The first week of Kindergarten didn’t go as smoothly as I had planned. Perhaps that’s the problem with having a plan, you get too attached to the outcome and then become disappointed.
Practical problems included the bus taking 2 whole hours to bring my kid home. Two hours is a heck of a lot of time to spend on a bus. We live within walking distance of the school. Literally about 5 blocks. Of course I called the school twice to find out if my daughter was still there, had been brought back, etc. When she finally got off she said all the kids had fallen asleep and had to be carried out by parents. Day 2 same problem. Day 3 I send a note saying I’d be picking her up until further notice. I had talked to several parents who don’t allow their kids to ride the bus for fear of bullies. Apparently, the bullies needed their afternoon nap.

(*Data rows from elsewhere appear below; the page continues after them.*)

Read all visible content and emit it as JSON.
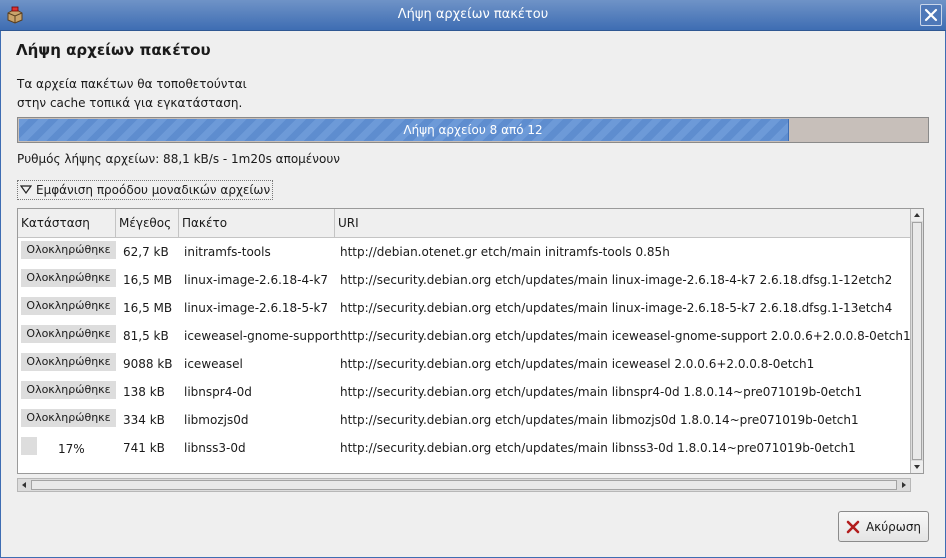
{
  "window": {
    "title": "Λήψη αρχείων πακέτου",
    "app_icon": "package-manager-icon",
    "close_icon": "close-icon"
  },
  "dialog": {
    "heading": "Λήψη αρχείων πακέτου",
    "description_line1": "Τα αρχεία πακέτων θα τοποθετούνται",
    "description_line2": "στην cache τοπικά για εγκατάσταση.",
    "progress": {
      "text": "Λήψη αρχείου 8 από 12",
      "fraction": 0.847
    },
    "rate_text": "Ρυθμός λήψης αρχείων: 88,1 kB/s - 1m20s απομένουν",
    "expander_label": "Εμφάνιση προόδου μοναδικών αρχείων",
    "cancel_label": "Ακύρωση",
    "cancel_icon": "cancel-x-icon"
  },
  "table": {
    "columns": [
      "Κατάσταση",
      "Μέγεθος",
      "Πακέτο",
      "URI"
    ],
    "rows": [
      {
        "status": "Ολοκληρώθηκε",
        "size": "62,7 kB",
        "package": "initramfs-tools",
        "uri": "http://debian.otenet.gr etch/main initramfs-tools 0.85h"
      },
      {
        "status": "Ολοκληρώθηκε",
        "size": "16,5 MB",
        "package": "linux-image-2.6.18-4-k7",
        "uri": "http://security.debian.org etch/updates/main linux-image-2.6.18-4-k7 2.6.18.dfsg.1-12etch2"
      },
      {
        "status": "Ολοκληρώθηκε",
        "size": "16,5 MB",
        "package": "linux-image-2.6.18-5-k7",
        "uri": "http://security.debian.org etch/updates/main linux-image-2.6.18-5-k7 2.6.18.dfsg.1-13etch4"
      },
      {
        "status": "Ολοκληρώθηκε",
        "size": "81,5 kB",
        "package": "iceweasel-gnome-support",
        "uri": "http://security.debian.org etch/updates/main iceweasel-gnome-support 2.0.0.6+2.0.0.8-0etch1"
      },
      {
        "status": "Ολοκληρώθηκε",
        "size": "9088 kB",
        "package": "iceweasel",
        "uri": "http://security.debian.org etch/updates/main iceweasel 2.0.0.6+2.0.0.8-0etch1"
      },
      {
        "status": "Ολοκληρώθηκε",
        "size": "138 kB",
        "package": "libnspr4-0d",
        "uri": "http://security.debian.org etch/updates/main libnspr4-0d 1.8.0.14~pre071019b-0etch1"
      },
      {
        "status": "Ολοκληρώθηκε",
        "size": "334 kB",
        "package": "libmozjs0d",
        "uri": "http://security.debian.org etch/updates/main libmozjs0d 1.8.0.14~pre071019b-0etch1"
      },
      {
        "status": "17%",
        "size": "741 kB",
        "package": "libnss3-0d",
        "uri": "http://security.debian.org etch/updates/main libnss3-0d 1.8.0.14~pre071019b-0etch1"
      }
    ]
  }
}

Adding two extra hours on to her school day resulted in emotional meltdowns. Big exasperated shouting and screaming and crying fits. Meltdowns.
I had to go coach soccer without her because she just couldn’t handle an extra-curricular activity. Then we went ahead with a church meeting after school on Day 2 and maybe that was just too much for everyone. She also rejected school lunch and asked me to pack her one. Cheaper and healthier anyway.
Day 3 I picked her up and she was missing her preschool best-friend pretty badly. Not a single one of her friends ended up in her class. I guess they don’t even have recess or lunch as a group. So, I invited her friend over to play. One conflict after another (between us, not between she and her friend) resulted in two pretty major meltdowns. She’s grounded for a week.
She’s was not allowed to play soccer on Saturday. The worst part is that I still had to coach it. Once it was out of my mouth I had to do it.
I sent her to Day 4, Friday, with a massive guilt trip and major shaming lecture. Really sometimes I wish I hadn’t taken an anti-spanking discipline position. Sometimes I think what she needs is to be swiftly smacked in the mouth. That’s probably not what she needs, but it’s what my impulse is. My parents would have gotten out the belt and been done with it. Yes, her behavior was serious enough for a really big consequence. But, she’s 5, what exactly is a really big consequence?
Does external stress excuse really terrible behavior? Does that fact that she’s only doing what we, her parents, taught her to do give her a free pass? Both my husband and I have had really big meltdowns under stress. Does that mean we shouldn’t punish her when she only acts out what we taught her to do?